Middle East

At least 600,000 displaced from Sudan’s El-Fasher amid RSF siege: UNICEF

Around 130,000 children among those displaced from El-Fasher city, UN children’s agency says

Mohammad Sio  | 27.08.2025 - Update : 27.08.2025
At least 600,000 displaced from Sudan’s El-Fasher amid RSF siege: UNICEF

ISTANBUL

At least 600,000 people, half of them children, have been displaced from El-Fasher, the capital of North Darfur in western Sudan, in recent months amid a siege by the paramilitary Rapid Support Forces, the UN children’s agency UNICEF said Wednesday.

UNICEF said El-Fasher has become an epicenter of child suffering, with 260,000 civilians, including 130,000 children, trapped inside the city, cut off from humanitarian aid for over 16 months.

“We are witnessing a devastating tragedy – children in El-Fasher are starving while UNICEF’s lifesaving nutrition services are being blocked,” UNICEF Executive Director Catherine Russell said in a statement.

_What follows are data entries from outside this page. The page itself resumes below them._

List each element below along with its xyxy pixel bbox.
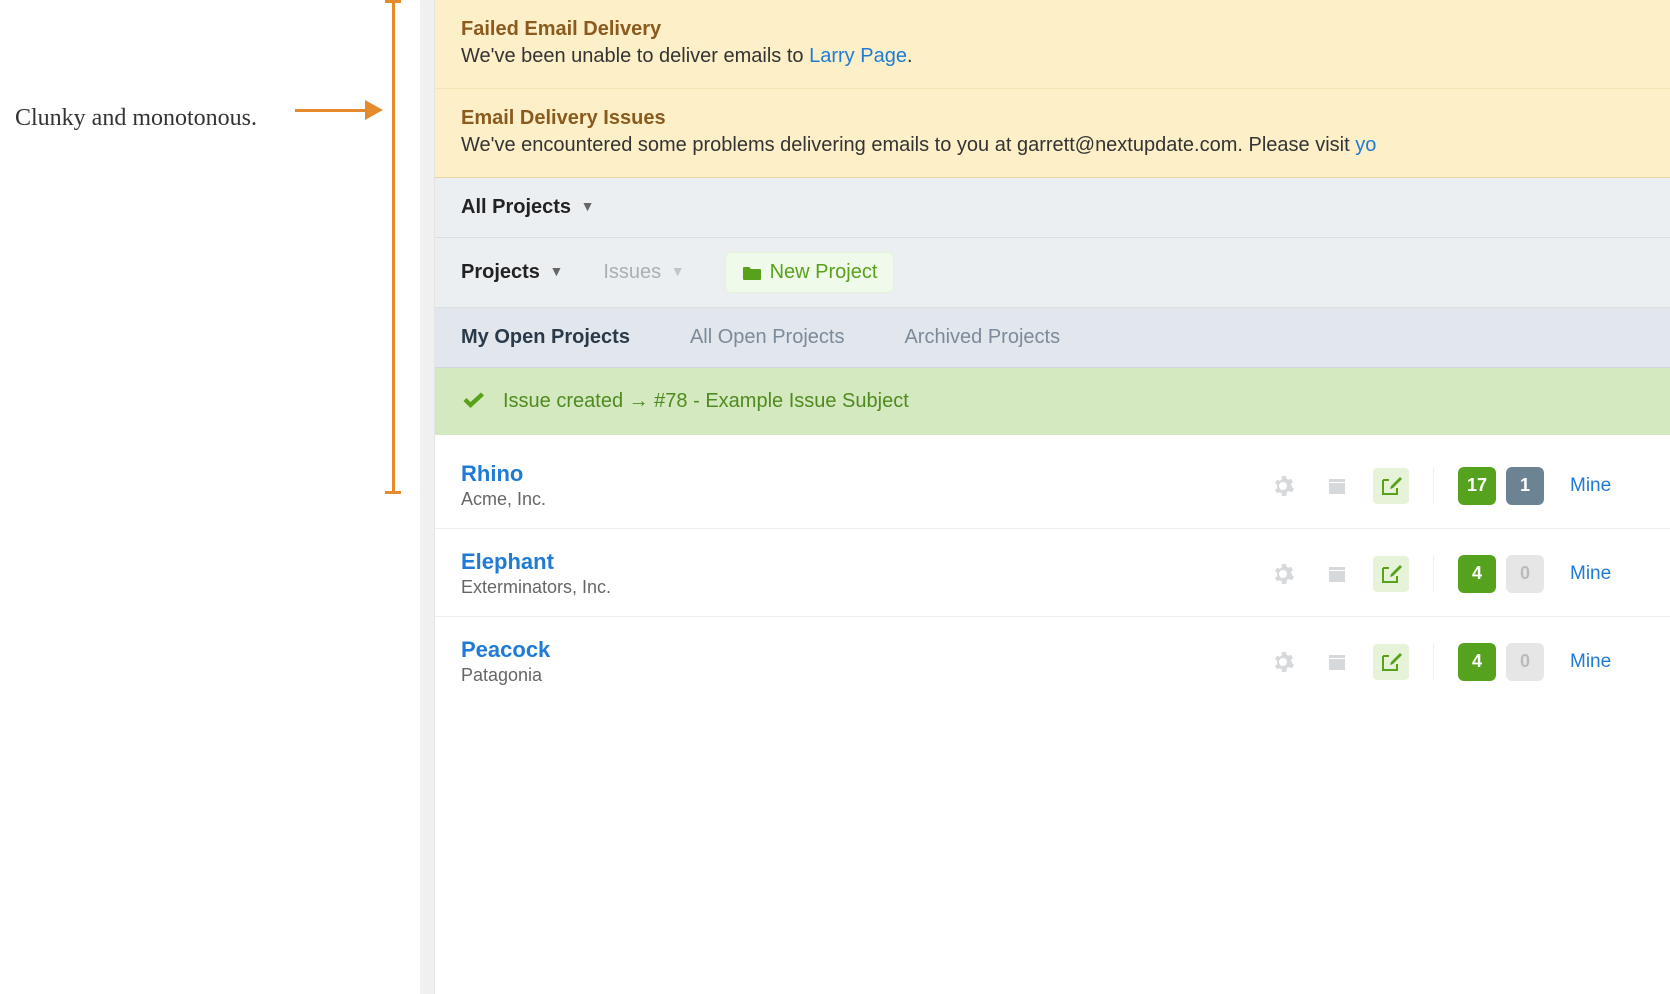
edit-button[interactable]: [1373, 468, 1409, 504]
mine-link[interactable]: Mine: [1570, 475, 1611, 497]
alert-title: Email Delivery Issues: [461, 107, 1644, 130]
edit-button[interactable]: [1373, 644, 1409, 680]
caret-down-icon: ▼: [671, 263, 685, 279]
project-name-link[interactable]: Elephant: [461, 549, 1265, 575]
folder-icon: [742, 265, 762, 281]
toolbar-main: Projects ▼ Issues ▼ New Project: [435, 238, 1670, 308]
project-row: Rhino Acme, Inc.: [435, 441, 1670, 529]
tab-archived-projects[interactable]: Archived Projects: [904, 326, 1060, 349]
calendar-button[interactable]: [1319, 556, 1355, 592]
project-info: Elephant Exterminators, Inc.: [461, 549, 1265, 598]
project-actions: [1265, 468, 1434, 504]
alert-body-text: We've encountered some problems deliveri…: [461, 134, 1355, 156]
pencil-square-icon: [1380, 563, 1402, 585]
calendar-button[interactable]: [1319, 644, 1355, 680]
project-actions: [1265, 644, 1434, 680]
project-company: Acme, Inc.: [461, 489, 1265, 510]
project-info: Peacock Patagonia: [461, 637, 1265, 686]
settings-button[interactable]: [1265, 468, 1301, 504]
toolbar-projects-scope: All Projects ▼: [435, 178, 1670, 238]
pencil-square-icon: [1380, 475, 1402, 497]
alert-body-text: We've been unable to deliver emails to: [461, 45, 809, 67]
gear-icon: [1271, 562, 1295, 586]
count-badge-secondary[interactable]: 0: [1506, 555, 1544, 593]
settings-button[interactable]: [1265, 644, 1301, 680]
project-counts: 4 0 Mine: [1434, 555, 1644, 593]
alert-title: Failed Email Delivery: [461, 18, 1644, 41]
project-counts: 17 1 Mine: [1434, 467, 1644, 505]
mine-link[interactable]: Mine: [1570, 651, 1611, 673]
settings-button[interactable]: [1265, 556, 1301, 592]
alert-body-after: .: [907, 45, 913, 67]
count-badge-primary[interactable]: 4: [1458, 555, 1496, 593]
project-name-link[interactable]: Peacock: [461, 637, 1265, 663]
alert-settings-link[interactable]: yo: [1355, 134, 1376, 156]
dropdown-label: Issues: [603, 261, 661, 283]
calendar-icon: [1325, 474, 1349, 498]
project-name-link[interactable]: Rhino: [461, 461, 1265, 487]
alert-body: We've been unable to deliver emails to L…: [461, 45, 1644, 68]
project-row: Elephant Exterminators, Inc.: [435, 529, 1670, 617]
app-container: Failed Email Delivery We've been unable …: [434, 0, 1670, 994]
alert-failed-delivery: Failed Email Delivery We've been unable …: [435, 0, 1670, 89]
dropdown-label: Projects: [461, 261, 540, 283]
project-counts: 4 0 Mine: [1434, 643, 1644, 681]
project-info: Rhino Acme, Inc.: [461, 461, 1265, 510]
issues-dropdown[interactable]: Issues ▼: [603, 261, 684, 284]
annotation-bracket-icon: [385, 0, 401, 494]
annotation-text: Clunky and monotonous.: [15, 105, 257, 132]
tab-my-open-projects[interactable]: My Open Projects: [461, 326, 630, 349]
project-tabs: My Open Projects All Open Projects Archi…: [435, 308, 1670, 368]
alert-delivery-issues: Email Delivery Issues We've encountered …: [435, 89, 1670, 178]
annotation-arrow-icon: [295, 100, 383, 120]
button-label: New Project: [770, 261, 878, 284]
new-project-button[interactable]: New Project: [725, 252, 895, 293]
projects-dropdown[interactable]: Projects ▼: [461, 261, 563, 284]
flash-success: Issue created → #78 - Example Issue Subj…: [435, 368, 1670, 435]
project-company: Patagonia: [461, 665, 1265, 686]
calendar-icon: [1325, 562, 1349, 586]
edit-button[interactable]: [1373, 556, 1409, 592]
gear-icon: [1271, 474, 1295, 498]
count-badge-primary[interactable]: 4: [1458, 643, 1496, 681]
gear-icon: [1271, 650, 1295, 674]
pencil-square-icon: [1380, 651, 1402, 673]
app-column: Failed Email Delivery We've been unable …: [420, 0, 1670, 994]
all-projects-dropdown[interactable]: All Projects ▼: [461, 196, 594, 218]
caret-down-icon: ▼: [581, 198, 595, 214]
alert-body: We've encountered some problems deliveri…: [461, 134, 1644, 157]
mine-link[interactable]: Mine: [1570, 563, 1611, 585]
calendar-icon: [1325, 650, 1349, 674]
calendar-button[interactable]: [1319, 468, 1355, 504]
alert-recipient-link[interactable]: Larry Page: [809, 45, 907, 67]
check-icon: [461, 391, 487, 413]
dropdown-label: All Projects: [461, 196, 571, 218]
annotation-column: Clunky and monotonous.: [0, 0, 420, 994]
tab-all-open-projects[interactable]: All Open Projects: [690, 326, 845, 349]
count-badge-primary[interactable]: 17: [1458, 467, 1496, 505]
caret-down-icon: ▼: [550, 263, 564, 279]
count-badge-secondary[interactable]: 1: [1506, 467, 1544, 505]
flash-text: Issue created → #78 - Example Issue Subj…: [503, 390, 909, 413]
count-badge-secondary[interactable]: 0: [1506, 643, 1544, 681]
project-company: Exterminators, Inc.: [461, 577, 1265, 598]
project-row: Peacock Patagonia: [435, 617, 1670, 704]
project-list: Rhino Acme, Inc.: [435, 435, 1670, 728]
project-actions: [1265, 556, 1434, 592]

The siege, imposed by the RSF since April 2024, has severed supply lines, forcing health facilities and mobile nutrition teams to suspend operations as stocks dwindle. An estimated 6,000 children with Severe Acute Malnutrition (SAM) are currently untreated.

UNICEF said more than 10,000 children in El-Fasher have been treated for SAM since January, nearly double the number from last year, but services have now halted due to supply shortages.

In a single week, at least 63 people, mostly women and children, died of malnutrition in the city, according to recent reports.

Since the siege began, UNICEF verified over 1,100 grave violations against children in El-Fasher, including the killing or maiming of more than 1,000 children in homes, displacement camps, and marketplaces.

At least 23 children have faced rape, gang rape, or sexual abuse, while others have been abducted or recruited by armed groups, the UN agency said.

The Sudanese army and RSF have been fighting a war since April 2023 that has killed more than 20,000 people and displaced 14 million, according to the UN and local authorities. Research from US universities, however, estimates the death toll at around 130,000.